Il saluto in piedi si effettua portando i talloni uniti con le punte dei piedi leggermente divaricate, le mani aperte lungo le cosce con le braccia tese, e piegando in avanti il busto senza eccedere con la flessione. Il saluto in ginocchio deriva dalle posture tipiche delle abitazioni giapponesi e prevede diverse modalità (Saikeirei, Futsūrei e Senrei).

Passaggi del Saluto

I passaggi del saluto includono la disposizione degli allievi in riga, il comando SEIZA (o Seiritsu) per inginocchiarsi, il comando MOKUSO per un momento di introspezione, il comando SHOMEN NI REI per il saluto al lato principale (Shomen), il comando SENSEI NI REI per il saluto al maestro, e il comando OTAGAI NI REI per il saluto tra gli allievi. Durante il saluto, si pronunciano le parole "Onegai Shimasu" all’inizio della lezione o "Arigatoo gozaimashita" alla fine.

Il Valore del Saluto

Il saluto nel karate trasmette valori educativi e ripristina quelle forme di rispetto che oggi sono scomparse.

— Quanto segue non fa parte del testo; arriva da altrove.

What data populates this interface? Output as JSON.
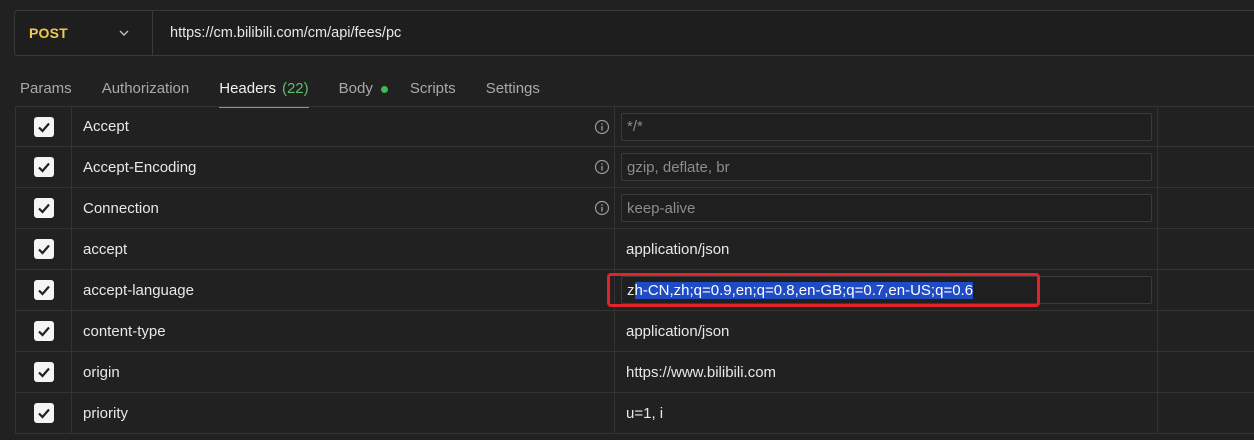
{
  "request": {
    "method": "POST",
    "url": "https://cm.bilibili.com/cm/api/fees/pc"
  },
  "tabs": [
    {
      "label": "Params"
    },
    {
      "label": "Authorization"
    },
    {
      "label": "Headers",
      "count": "(22)"
    },
    {
      "label": "Body"
    },
    {
      "label": "Scripts"
    },
    {
      "label": "Settings"
    }
  ],
  "headers": [
    {
      "key": "Accept",
      "value": "*/*"
    },
    {
      "key": "Accept-Encoding",
      "value": "gzip, deflate, br"
    },
    {
      "key": "Connection",
      "value": "keep-alive"
    },
    {
      "key": "accept",
      "value": "application/json"
    },
    {
      "key": "accept-language",
      "value_first": "z",
      "value_selected": "h-CN,zh;q=0.9,en;q=0.8,en-GB;q=0.7,en-US;q=0.6"
    },
    {
      "key": "content-type",
      "value": "application/json"
    },
    {
      "key": "origin",
      "value": "https://www.bilibili.com"
    },
    {
      "key": "priority",
      "value": "u=1, i"
    }
  ],
  "colors": {
    "method": "#f2c94c",
    "active_tab_underline": "#ff6c37",
    "count": "#5fbf6a",
    "body_dot": "#3fb950",
    "selection": "#1f4cc4",
    "highlight_box": "#e0242a"
  }
}
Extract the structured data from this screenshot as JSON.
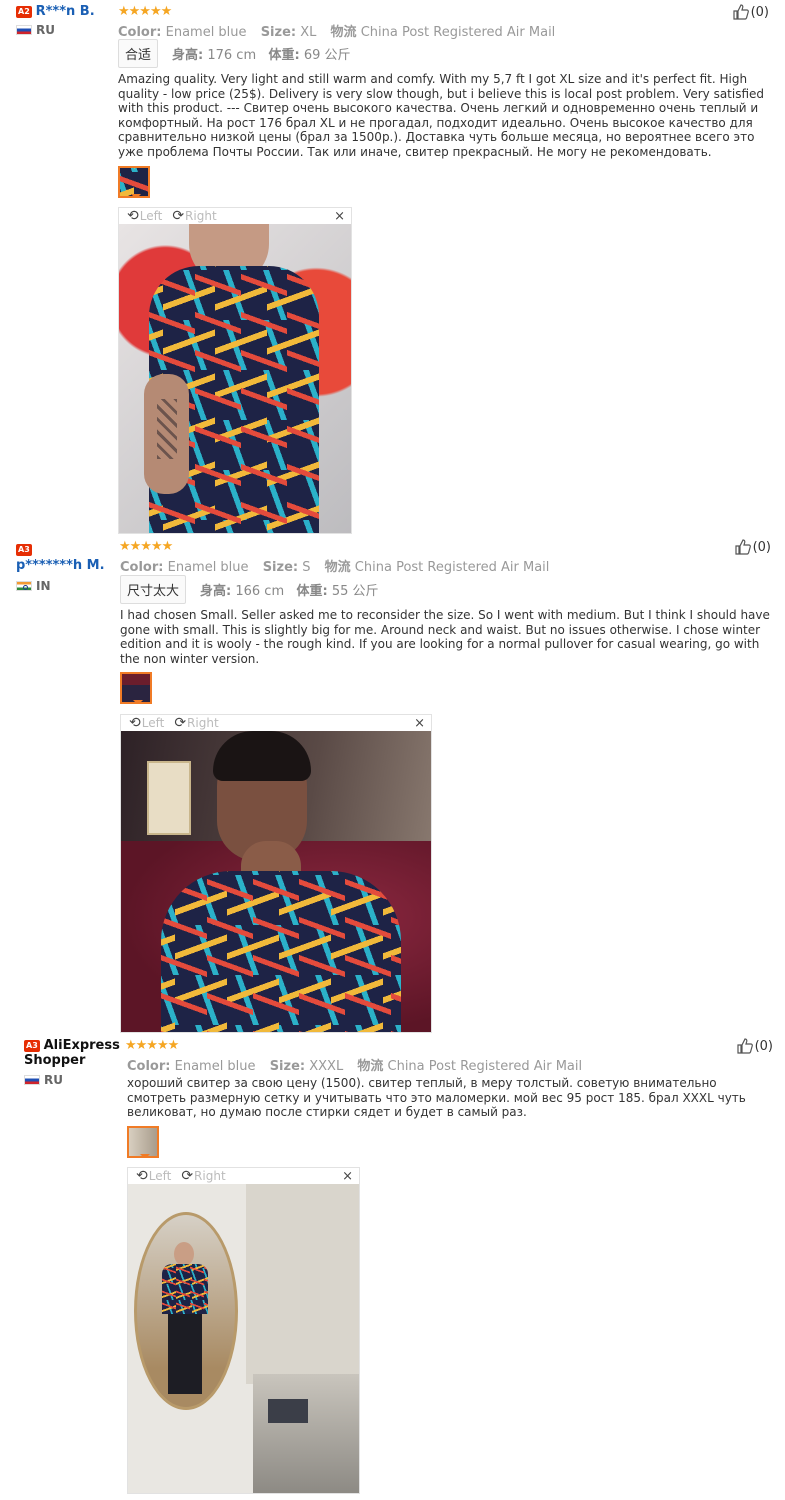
{
  "reviews": [
    {
      "level": "A2",
      "name": "R***n B.",
      "country": "RU",
      "stars": "★★★★★",
      "color_label": "Color:",
      "color": "Enamel blue",
      "size_label": "Size:",
      "size": "XL",
      "ship_label": "物流",
      "ship": "China Post Registered Air Mail",
      "fit_tag": "合适",
      "height_label": "身高:",
      "height": "176 cm",
      "weight_label": "体重:",
      "weight": "69 公斤",
      "text": "Amazing quality. Very light and still warm and comfy. With my 5,7 ft I got XL size and it's perfect fit. High quality - low price (25$). Delivery is very slow though, but i believe this is local post problem. Very satisfied with this product. --- Свитер очень высокого качества. Очень легкий и одновременно очень теплый и комфортный. На рост 176 брал XL и не прогадал, подходит идеально. Очень высокое качество для сравнительно низкой цены (брал за 1500р.). Доставка чуть больше месяца, но вероятнее всего это уже проблема Почты России. Так или иначе, свитер прекрасный. Не могу не рекомендовать.",
      "likes": "(0)"
    },
    {
      "level": "A3",
      "name": "p*******h M.",
      "country": "IN",
      "stars": "★★★★★",
      "color_label": "Color:",
      "color": "Enamel blue",
      "size_label": "Size:",
      "size": "S",
      "ship_label": "物流",
      "ship": "China Post Registered Air Mail",
      "fit_tag": "尺寸太大",
      "height_label": "身高:",
      "height": "166 cm",
      "weight_label": "体重:",
      "weight": "55 公斤",
      "text": "I had chosen Small. Seller asked me to reconsider the size. So I went with medium. But I think I should have gone with small. This is slightly big for me. Around neck and waist. But no issues otherwise. I chose winter edition and it is wooly - the rough kind. If you are looking for a normal pullover for casual wearing, go with the non winter version.",
      "likes": "(0)"
    },
    {
      "level": "A3",
      "name": "AliExpress Shopper",
      "country": "RU",
      "stars": "★★★★★",
      "color_label": "Color:",
      "color": "Enamel blue",
      "size_label": "Size:",
      "size": "XXXL",
      "ship_label": "物流",
      "ship": "China Post Registered Air Mail",
      "text": "хороший свитер за свою цену (1500). свитер теплый, в меру толстый. советую внимательно смотреть размерную сетку и учитывать что это маломерки. мой вес 95 рост 185. брал XXXL чуть великоват, но думаю после стирки сядет и будет в самый раз.",
      "likes": "(0)"
    }
  ],
  "viewer": {
    "left": "Left",
    "right": "Right",
    "close": "×"
  }
}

I Niju Kun: I Venti Precetti del Karate

I Niju Kun sono le 20 regole scritte dal maestro Funakoshi Gichin, pubblicate nel 1938. Offrono le fondamenta per avvicinarsi al karate e spronano il praticante a migliorare se stessi prima della tecnica.

I Precetti

  1. Non dimenticare che il karate-dō comincia e finisce con il saluto (rei).
  2. Nel karate non esiste primo attacco.
  3. Il karate è dalla parte della giustizia.
  4. Conosci prima te stesso, poi gli altri.
  5. La Mente (il Cuore) viene prima della tecnica.
  6. Occorre liberare la mente.
  7. La disgrazia è causata dalla disattenzione.
  8. Il karate non si vive solo nel dōjō.
  9. Il karate si pratica tutta la vita.
  10. Applica il karate alle cose di tutti i giorni e scoprirai la sua bellezza.
  11. Il karate è come l’acqua calda, occorre scaldarla costantemente o si raffredda.
  12. Non pensare a vincere, pensa piuttosto a non perdere.
  13. Adeguati al tuo avversario.
  14. Nel combattimento devi saper distinguere il vuoto dal pieno.
  15. Considera mani e piedi dell’avversario come spade.
  16. Oltre la porta di casa, puoi trovarti di fronte anche un milione di nemici.
  17. La guardia è per i principianti, più avanti si torna alla posizione naturale.
  18. I kata vanno eseguiti perfettamente, la loro applicazione nel combattimento è altra cosa.
  19. Non dimenticare dove occorre usare o non usare la forza, rilassare o contrarre, applicare la lentezza o la velocità, in ogni tecnica.
  20. Sii sempre creativo.

Significato dei Precetti

I Niju Kun offrono una guida per la crescita spirituale e per l'applicazione del karate nella vita di tutti i giorni. Insegnano l'importanza del rispetto, della giustizia, della conoscenza di sé, della disciplina, della flessibilità, della concentrazione e della continua pratica.